DEFEND COLORADO Launches Fight to Protect Property Rights – At Opponents’ Capitol News Conference!
Defend Colorado took our mission to stand up against the extreme policies of anti-energy groups directly to their State Capitol news conference – using the opportunity to announce a landmark legal effort to protect the property rights of families with mineral rights in the City of Boulder.
The occasion was the public announcement of a lawsuit by Colorado Rising aimed at reinstating the local fracking ban in Longmont – despite the statements by Gov. Jared Polis and other supporters of SB 181 that the legislation that the new law would not allow local governments to ban energy development.

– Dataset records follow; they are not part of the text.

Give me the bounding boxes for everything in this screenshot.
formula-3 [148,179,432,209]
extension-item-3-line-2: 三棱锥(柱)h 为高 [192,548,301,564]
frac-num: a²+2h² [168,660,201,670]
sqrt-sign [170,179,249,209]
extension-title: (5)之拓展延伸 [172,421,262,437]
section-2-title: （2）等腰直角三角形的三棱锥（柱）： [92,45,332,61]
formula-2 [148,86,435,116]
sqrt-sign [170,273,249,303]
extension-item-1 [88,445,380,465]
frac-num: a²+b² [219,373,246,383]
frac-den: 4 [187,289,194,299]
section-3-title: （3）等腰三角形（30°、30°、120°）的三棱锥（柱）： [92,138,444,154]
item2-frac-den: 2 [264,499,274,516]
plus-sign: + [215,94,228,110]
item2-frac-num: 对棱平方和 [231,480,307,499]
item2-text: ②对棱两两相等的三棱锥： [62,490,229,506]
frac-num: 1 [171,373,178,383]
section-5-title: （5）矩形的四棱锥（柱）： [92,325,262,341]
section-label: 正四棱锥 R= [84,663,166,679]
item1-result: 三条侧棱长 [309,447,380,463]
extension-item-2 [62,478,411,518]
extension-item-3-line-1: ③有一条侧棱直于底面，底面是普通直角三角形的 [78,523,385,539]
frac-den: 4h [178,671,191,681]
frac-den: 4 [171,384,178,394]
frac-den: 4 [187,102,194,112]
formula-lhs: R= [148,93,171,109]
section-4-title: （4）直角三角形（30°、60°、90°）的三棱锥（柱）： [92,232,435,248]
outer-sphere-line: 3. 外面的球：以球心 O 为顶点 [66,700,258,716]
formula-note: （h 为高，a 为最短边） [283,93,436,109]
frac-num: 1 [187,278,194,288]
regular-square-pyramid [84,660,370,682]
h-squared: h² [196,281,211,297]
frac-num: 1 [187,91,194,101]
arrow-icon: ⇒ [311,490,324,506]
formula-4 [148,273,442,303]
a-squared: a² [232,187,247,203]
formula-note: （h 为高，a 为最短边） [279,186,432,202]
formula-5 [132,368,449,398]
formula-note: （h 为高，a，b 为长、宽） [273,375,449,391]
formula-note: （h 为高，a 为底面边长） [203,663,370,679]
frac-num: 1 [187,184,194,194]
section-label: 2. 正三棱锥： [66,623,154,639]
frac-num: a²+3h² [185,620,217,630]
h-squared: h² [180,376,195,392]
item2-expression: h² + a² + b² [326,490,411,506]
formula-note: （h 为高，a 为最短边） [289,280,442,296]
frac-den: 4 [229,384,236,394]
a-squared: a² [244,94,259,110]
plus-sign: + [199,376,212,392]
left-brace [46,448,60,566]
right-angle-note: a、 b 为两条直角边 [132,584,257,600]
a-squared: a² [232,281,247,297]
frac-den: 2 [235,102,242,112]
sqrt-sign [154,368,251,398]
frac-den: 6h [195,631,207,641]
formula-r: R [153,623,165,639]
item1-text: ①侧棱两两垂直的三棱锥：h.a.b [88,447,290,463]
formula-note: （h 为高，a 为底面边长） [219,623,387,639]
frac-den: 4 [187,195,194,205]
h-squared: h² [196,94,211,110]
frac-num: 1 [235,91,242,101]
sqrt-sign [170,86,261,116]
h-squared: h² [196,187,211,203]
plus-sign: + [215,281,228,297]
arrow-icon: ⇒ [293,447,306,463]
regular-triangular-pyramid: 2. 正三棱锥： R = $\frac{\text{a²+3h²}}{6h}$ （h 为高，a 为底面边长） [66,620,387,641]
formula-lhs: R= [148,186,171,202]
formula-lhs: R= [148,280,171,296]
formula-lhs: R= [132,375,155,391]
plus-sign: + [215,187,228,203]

Defend Colorado used energy opponents’ political theater to stage an announcement of our own: we are working property owners in the City of Boulder to mount federal litigation to protect mineral rights that are being threatened by the city’s six-year “moratorium” on energy development.
“Families in Boulder face the threat of having property they have owned for a century or more taken from them as special interest groups overreach with their ideological agendas,” said Defend Colorado Executive Director Sean Duffy. “There is a real cost to these families when government inappropriately and unfairly tramples on their basic property rights. They’ve been the forgotten Coloradans in this political debate. We will help them not only stand up for their rights, but fight back in federal court.”
A June decision by the U.S. Supreme Court creates a direct path for takings claims to be filed in federal court. Defend Colorado believes that the decision in Knick v Township of Scott, Pennsylvania empowers local citizens in Boulder who are threatened with the loss of any value of their mineral rights to ask federal courts to step in.
“The U.S. Supreme Court is showing itself to be increasingly sympathetic to the rights of property owners versus the heavy hand of big government,” Duffy said. “Local government efforts in Boulder to just take citizens mineral rights without a dime of compensation is the kind of case that federal courts may indeed smile upon.”
While Boulder would be the target, the implications for other cities and counties would be the same: government cannot ban reasonable access to citizens’ property rights without compensation.